Friday, September 12, 2014

UCLA Anderson Forecast, September 2014

Executive Summary

Growth Ramping to a 3% Economy from a 2% Economy

After declining by 2.1% in first quarter and growing at 4.2% in the second quarter we forecast that real GDP growth will now run at about a 3% over the next few years. Specifically we are forecast growth of 3.2% in the current quarter and 2.9% in the fourth quarter. On annual basis GDP growth will rebound from 2014’s 2.1% to 3.1% and 3.4% in 2015 and 2016, respectively. Payroll job growth should average 230,000/month and by the end of 2016 the unemployment rate will drop to 5.3%.

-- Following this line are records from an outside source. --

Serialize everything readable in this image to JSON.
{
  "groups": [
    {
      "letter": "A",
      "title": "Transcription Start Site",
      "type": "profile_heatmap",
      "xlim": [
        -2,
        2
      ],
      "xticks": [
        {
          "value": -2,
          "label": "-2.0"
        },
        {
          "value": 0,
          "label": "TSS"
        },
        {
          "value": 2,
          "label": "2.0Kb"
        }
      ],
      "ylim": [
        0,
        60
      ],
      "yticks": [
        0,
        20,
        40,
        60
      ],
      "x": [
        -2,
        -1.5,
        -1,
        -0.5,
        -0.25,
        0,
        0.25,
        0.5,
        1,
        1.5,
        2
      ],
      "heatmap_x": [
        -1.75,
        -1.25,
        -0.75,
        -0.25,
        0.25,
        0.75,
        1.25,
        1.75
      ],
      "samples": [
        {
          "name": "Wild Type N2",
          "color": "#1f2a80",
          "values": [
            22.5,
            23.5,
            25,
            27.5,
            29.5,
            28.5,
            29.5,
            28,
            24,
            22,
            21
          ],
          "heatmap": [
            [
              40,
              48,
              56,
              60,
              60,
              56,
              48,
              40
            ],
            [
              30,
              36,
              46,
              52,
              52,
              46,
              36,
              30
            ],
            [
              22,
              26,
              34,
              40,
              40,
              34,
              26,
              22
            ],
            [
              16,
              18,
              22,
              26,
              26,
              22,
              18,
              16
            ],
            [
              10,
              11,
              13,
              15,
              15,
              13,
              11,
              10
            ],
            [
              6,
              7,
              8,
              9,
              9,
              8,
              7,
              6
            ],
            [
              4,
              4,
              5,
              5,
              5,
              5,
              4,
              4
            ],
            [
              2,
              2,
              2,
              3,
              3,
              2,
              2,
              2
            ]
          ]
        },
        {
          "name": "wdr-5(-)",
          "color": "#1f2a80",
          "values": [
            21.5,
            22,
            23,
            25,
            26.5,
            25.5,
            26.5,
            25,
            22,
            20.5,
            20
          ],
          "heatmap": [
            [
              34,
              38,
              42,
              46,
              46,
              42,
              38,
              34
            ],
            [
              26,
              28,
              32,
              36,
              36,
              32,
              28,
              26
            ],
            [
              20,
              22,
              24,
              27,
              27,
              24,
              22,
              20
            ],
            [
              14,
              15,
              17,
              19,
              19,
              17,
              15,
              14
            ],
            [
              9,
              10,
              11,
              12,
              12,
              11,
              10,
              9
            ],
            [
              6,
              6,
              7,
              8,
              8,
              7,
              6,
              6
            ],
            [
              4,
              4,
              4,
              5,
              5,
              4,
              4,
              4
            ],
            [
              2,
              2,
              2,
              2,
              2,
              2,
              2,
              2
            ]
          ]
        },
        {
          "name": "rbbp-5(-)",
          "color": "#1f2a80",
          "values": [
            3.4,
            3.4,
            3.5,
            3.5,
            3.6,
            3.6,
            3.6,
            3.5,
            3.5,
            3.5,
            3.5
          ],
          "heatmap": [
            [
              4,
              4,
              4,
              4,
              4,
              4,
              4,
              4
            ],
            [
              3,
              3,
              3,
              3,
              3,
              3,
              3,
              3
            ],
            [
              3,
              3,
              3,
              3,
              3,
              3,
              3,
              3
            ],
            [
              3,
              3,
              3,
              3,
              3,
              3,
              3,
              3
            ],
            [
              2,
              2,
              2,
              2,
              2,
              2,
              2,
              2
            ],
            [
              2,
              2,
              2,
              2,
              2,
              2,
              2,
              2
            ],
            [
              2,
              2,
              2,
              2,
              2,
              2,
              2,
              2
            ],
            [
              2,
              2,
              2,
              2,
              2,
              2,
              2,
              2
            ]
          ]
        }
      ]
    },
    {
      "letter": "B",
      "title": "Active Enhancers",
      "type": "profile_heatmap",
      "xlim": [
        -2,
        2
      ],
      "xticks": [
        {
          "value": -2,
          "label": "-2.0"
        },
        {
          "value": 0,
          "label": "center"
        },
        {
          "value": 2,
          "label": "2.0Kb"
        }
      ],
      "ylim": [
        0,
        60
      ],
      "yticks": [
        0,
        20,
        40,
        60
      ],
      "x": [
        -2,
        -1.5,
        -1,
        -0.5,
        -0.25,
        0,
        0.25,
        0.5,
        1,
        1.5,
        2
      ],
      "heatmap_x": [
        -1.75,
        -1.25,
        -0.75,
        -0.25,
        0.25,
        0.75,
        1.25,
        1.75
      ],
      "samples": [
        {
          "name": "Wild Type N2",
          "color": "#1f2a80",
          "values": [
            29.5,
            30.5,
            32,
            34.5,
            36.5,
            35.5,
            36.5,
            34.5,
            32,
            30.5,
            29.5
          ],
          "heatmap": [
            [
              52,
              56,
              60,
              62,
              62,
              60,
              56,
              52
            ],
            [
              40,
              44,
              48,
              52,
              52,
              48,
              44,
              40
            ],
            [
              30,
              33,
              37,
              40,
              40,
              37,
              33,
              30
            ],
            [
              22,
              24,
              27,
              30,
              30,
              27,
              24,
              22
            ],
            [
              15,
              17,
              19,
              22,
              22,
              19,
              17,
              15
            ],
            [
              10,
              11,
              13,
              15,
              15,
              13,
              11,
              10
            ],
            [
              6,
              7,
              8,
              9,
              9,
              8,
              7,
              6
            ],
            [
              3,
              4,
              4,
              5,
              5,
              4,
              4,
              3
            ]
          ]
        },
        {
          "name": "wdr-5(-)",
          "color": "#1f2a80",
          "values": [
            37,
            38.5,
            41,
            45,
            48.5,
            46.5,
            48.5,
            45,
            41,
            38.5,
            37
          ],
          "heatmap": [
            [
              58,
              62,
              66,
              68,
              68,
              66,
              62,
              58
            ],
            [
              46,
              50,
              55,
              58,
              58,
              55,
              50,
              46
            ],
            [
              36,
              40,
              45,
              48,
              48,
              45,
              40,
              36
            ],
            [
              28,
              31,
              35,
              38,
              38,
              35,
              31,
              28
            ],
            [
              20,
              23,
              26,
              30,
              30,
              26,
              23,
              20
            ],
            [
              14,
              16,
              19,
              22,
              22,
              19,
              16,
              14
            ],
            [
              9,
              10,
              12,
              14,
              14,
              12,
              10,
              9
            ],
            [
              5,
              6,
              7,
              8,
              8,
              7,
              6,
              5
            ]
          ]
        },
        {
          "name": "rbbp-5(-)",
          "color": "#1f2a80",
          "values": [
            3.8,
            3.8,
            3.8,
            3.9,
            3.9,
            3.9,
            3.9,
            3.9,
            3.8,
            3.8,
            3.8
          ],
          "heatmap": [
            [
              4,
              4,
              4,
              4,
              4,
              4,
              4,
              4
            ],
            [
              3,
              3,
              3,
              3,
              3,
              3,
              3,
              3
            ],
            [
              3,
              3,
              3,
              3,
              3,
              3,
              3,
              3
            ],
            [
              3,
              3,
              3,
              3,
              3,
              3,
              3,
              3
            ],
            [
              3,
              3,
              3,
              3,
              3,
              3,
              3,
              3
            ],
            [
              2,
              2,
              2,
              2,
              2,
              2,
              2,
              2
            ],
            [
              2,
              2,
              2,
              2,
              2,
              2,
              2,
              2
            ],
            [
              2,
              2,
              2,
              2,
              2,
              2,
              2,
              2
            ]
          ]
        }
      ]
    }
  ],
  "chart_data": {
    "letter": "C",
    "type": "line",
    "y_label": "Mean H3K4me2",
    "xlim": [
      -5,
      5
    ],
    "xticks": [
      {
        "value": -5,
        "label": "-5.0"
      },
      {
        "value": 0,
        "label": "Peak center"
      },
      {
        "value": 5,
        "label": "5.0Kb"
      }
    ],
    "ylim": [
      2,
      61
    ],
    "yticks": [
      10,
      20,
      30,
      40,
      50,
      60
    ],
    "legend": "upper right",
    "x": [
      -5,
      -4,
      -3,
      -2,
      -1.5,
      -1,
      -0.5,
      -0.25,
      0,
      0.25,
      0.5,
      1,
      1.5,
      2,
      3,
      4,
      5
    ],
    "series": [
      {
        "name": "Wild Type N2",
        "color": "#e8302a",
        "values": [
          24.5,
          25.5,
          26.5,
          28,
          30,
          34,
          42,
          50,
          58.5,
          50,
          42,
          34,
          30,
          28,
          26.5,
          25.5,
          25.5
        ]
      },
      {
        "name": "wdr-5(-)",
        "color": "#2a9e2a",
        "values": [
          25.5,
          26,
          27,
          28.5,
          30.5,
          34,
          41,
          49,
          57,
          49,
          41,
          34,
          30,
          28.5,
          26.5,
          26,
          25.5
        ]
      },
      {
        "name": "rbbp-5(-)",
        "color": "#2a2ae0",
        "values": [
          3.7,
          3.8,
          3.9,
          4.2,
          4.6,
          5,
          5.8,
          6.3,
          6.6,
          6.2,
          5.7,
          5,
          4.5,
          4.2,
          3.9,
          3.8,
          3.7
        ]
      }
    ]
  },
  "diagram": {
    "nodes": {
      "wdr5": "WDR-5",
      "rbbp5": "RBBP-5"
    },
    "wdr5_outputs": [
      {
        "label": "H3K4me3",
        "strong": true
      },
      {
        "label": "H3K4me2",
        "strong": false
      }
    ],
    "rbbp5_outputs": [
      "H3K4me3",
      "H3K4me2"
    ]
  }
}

Instead of Contracting Defense Spending will be on the Rise

In a major change from prior forecasts, we now anticipate that defense spending will increase rather than decline. The rise of ISIL in Syria and Iraq along with the presence of Russian troops in Ukraine will cause a rethinking of the U.S.’s defense posture. We have modeled in an additional $24 billion in defense spending by 2016. For those with a long memory we would note that the Reagan defense build-up started under President Carter in 1979 after the Iranian Revolution and the Soviet invasion of Afghanistan.

Inflation on the Rise

As we discussed in prior forecast we believe that inflation as measured by the headline and core consumer price indices at 2% or higher over the next two years. The main drivers of the inflation will come from rising residential rents and increasing healthcare costs. Thus the core CPI will be rising by about a ½% higher than the overall index.

Fed to Raise Rates in March 2015

In response to declining unemployment and rising inflation we forecast that the Fed will increase interest rates at its March 2015 meeting. Thereafter we expect a gradual increase in the Federal Funds rate to about 3% by the end of 2016.

Growth Leaders to be Housing, Nonresidential Construction and Investment in Equipment and Software

Despite the housing recovery being slower than we anticipated we forecast that housing starts will rise from this year’s estimated 1.025 million units to 1.32 million and 1.47 million units in 2015 and 2016 respectively.  Because of continuing investment in energy production and a revival in commercial construction, non-residential construction will start to increase rapidly in mid-2015. In 2016 investment in nonresidential construction is forecast to expand at a robust 8.2%. Continued strength in equipment and software spending will continue to buoy the economy.